Previous research has shown that although stress can sometimes have a positive influence, such as causing people to do things they know they should do, more often than not it is considered harmful because it can lead to health problems such as high blood pressure. Thus, relaxation techniques have been developed to help everyone reduce stress without resorting to medication. One such technique is mindfulness meditation, in which a person attempts to relax by being in the moment and disengaging from thoughts for a period of time. Other techniques involve breathing exercises. In this new study, researchers compared three types of breathing exercises and mindfulness meditation to assess their effectiveness.
The three types of breathing exercises tested included the cyclic sigh, in which the exhalations are longer and more pronounced than the inspirations; box breathing, a slow, deep breathing technique in which breathing and holding are performed for the same amount of time; and cyclical hyperventilation, in which inspirations last longer than exhalations.
90% of participants found the experience positive for their well-being
The research for this study was conducted online during the pandemic when stress was unusually high for most of us. 114 volunteers practiced one of these stress-reducing exercises for five minutes every day for a month at a time of their choosing.

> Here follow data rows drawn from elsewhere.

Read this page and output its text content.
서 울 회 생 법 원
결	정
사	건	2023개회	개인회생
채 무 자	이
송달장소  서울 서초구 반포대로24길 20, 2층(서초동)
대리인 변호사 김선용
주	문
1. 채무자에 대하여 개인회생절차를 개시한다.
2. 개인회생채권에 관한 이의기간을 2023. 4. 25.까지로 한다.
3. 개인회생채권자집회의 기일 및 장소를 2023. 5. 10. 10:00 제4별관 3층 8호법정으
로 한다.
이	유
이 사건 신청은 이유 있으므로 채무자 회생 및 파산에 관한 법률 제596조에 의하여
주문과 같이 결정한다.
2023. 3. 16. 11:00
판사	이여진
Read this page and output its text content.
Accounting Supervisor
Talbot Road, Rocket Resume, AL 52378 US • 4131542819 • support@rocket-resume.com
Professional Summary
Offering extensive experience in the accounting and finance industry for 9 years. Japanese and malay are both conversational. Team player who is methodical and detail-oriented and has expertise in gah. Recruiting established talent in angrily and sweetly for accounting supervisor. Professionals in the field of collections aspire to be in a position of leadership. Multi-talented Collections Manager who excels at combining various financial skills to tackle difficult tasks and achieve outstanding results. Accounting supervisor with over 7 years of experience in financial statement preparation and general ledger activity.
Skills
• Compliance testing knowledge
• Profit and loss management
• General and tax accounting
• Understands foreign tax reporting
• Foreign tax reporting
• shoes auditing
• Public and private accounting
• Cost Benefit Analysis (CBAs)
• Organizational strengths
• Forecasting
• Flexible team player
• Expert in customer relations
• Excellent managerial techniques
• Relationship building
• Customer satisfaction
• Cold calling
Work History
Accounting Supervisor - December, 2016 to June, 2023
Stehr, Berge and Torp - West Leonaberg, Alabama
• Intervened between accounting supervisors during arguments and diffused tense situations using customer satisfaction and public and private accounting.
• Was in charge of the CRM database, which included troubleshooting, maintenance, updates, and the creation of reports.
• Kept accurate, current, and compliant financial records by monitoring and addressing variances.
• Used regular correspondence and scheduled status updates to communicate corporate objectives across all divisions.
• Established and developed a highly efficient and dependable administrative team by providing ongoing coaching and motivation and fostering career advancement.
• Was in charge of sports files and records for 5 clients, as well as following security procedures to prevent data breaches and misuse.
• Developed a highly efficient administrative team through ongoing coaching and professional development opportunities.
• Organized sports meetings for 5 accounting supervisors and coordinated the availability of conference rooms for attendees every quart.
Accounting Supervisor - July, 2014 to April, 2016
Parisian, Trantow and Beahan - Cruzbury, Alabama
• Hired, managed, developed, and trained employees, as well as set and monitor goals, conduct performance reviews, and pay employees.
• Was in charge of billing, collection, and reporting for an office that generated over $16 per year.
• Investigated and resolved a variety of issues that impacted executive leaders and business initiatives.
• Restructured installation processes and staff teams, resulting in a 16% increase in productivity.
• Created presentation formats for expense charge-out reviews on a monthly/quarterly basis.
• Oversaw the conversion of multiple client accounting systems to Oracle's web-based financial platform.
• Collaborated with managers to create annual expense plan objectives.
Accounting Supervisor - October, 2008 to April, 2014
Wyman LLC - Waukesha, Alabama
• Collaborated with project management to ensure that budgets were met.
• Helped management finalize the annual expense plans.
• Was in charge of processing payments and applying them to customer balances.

Each participant kept a stress diary to assess the effectiveness of their stress reduction activities.
Researchers found that 90% of volunteers said they found the experience brought them positive feelings. They also observed that participants using breathing exercises had greater stress reduction than those who practiced mindfulness meditation. Finally, they also noticed that those who sighed cyclically reported the greatest reductions in stress compared to other breathing techniques. “Controlled breathing directly influences respiratory rate, which can cause more immediate physiological and psychological calming effects (…)“, they detail in their writings.